In a poll of 1000 registered voters in a certain district, 427 prefer candidate X. Construct the 95% two-sided confidence interval for the proportion of all registered voters in the district that prefer X.

$$(0.396, 0.458)$$

A coin is tossed 500 times and results in 302 heads. Construct the 95% confidence lower bound for the probability of heads. Do you believe that the coin is fair?

0.579. No, the coin is almost certainly not fair.

A sample of 400 memory chips from a production line are tested, and 30 are defective. Construct the conservative 90% two-sided confidence interval for the proportion of defective chips.

$$(0.034, 0.116)$$

A drug company wants to estimate the proportion of persons who will experience an adverse reaction to a certain new drug. The company wants a two-sided interval with margin of error 0.03 with 95% confidence. How large should the sample be?

1068

An advertising agency wants to construct a 99% confidence lower bound for the proportion of dentists who recommend a certain brand of toothpaste. The margin of error is to be 0.02. How large should the sample be?

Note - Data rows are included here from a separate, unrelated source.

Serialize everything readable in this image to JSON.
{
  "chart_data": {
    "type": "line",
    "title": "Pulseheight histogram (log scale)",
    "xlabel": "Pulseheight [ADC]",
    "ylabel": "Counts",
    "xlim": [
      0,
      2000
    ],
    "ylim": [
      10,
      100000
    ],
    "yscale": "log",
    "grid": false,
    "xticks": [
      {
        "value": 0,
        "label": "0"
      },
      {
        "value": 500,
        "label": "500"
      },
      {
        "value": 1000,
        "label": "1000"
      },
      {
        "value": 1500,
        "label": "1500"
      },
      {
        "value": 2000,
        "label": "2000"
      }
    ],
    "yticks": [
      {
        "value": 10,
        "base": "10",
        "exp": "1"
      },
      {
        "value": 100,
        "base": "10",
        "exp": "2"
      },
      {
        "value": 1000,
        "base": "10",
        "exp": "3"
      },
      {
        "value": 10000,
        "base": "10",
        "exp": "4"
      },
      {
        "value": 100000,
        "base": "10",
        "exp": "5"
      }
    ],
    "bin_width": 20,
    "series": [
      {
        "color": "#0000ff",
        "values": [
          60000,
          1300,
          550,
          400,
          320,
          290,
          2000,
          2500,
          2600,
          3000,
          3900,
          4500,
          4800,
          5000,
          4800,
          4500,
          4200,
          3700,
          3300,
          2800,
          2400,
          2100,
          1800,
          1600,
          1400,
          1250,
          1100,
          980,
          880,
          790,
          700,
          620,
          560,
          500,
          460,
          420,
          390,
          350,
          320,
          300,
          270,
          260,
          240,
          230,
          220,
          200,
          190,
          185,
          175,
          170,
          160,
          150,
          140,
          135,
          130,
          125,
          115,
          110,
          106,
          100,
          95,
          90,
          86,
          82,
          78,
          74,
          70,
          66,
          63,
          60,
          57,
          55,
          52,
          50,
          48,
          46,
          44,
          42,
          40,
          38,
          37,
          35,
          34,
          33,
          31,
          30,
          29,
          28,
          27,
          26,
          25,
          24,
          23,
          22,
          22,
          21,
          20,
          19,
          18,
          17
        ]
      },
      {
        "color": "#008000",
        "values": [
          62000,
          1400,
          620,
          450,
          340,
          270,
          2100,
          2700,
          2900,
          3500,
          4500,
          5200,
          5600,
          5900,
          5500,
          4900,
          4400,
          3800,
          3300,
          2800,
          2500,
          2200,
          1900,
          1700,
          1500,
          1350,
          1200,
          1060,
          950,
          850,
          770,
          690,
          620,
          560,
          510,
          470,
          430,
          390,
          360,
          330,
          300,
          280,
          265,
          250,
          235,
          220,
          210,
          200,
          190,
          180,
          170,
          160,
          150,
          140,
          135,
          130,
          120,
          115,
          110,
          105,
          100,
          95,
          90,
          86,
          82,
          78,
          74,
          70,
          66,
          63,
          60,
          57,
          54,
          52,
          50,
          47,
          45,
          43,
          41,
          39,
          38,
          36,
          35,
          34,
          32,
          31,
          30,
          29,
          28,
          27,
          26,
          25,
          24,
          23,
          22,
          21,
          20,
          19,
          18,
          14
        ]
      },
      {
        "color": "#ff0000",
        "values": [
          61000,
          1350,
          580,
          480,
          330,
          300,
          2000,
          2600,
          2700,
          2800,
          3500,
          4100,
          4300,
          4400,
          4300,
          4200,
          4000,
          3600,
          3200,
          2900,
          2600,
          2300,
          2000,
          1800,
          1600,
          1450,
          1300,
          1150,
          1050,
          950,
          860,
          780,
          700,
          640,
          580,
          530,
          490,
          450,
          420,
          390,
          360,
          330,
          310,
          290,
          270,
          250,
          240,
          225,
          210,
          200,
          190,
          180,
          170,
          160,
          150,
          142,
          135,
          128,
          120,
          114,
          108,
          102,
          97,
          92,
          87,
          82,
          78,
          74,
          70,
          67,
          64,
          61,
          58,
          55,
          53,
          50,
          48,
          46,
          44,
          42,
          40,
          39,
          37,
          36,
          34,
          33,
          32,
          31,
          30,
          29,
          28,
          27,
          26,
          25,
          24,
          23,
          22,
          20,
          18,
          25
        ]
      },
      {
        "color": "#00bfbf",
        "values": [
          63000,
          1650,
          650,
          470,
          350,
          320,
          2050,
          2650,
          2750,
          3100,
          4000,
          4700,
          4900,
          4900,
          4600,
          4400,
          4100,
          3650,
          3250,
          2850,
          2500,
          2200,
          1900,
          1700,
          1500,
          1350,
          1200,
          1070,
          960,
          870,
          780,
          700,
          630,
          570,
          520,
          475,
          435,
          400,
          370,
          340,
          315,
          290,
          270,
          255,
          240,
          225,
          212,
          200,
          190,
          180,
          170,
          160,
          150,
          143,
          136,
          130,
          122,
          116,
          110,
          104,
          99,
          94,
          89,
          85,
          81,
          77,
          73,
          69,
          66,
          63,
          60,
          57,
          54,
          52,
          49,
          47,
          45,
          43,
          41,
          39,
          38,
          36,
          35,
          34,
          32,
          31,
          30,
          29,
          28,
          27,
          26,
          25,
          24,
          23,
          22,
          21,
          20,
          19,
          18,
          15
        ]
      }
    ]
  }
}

The Buffon trial data set gives the results of 104 repetitions of Buffon's needle experiment. Theoretically, the data should correspond to Bernoulli trials with $$p = 2 / \pi$$, but because real students dropped the needle, the true value of $$p$$ is unknown. Construct a 95% confidence interval for $$p$$. Do you believe that $$p$$ is the theoretical value?
$$(0.433, 0.634)$$. The theoretical value is approximately 0.637, which is not in the confidence interval.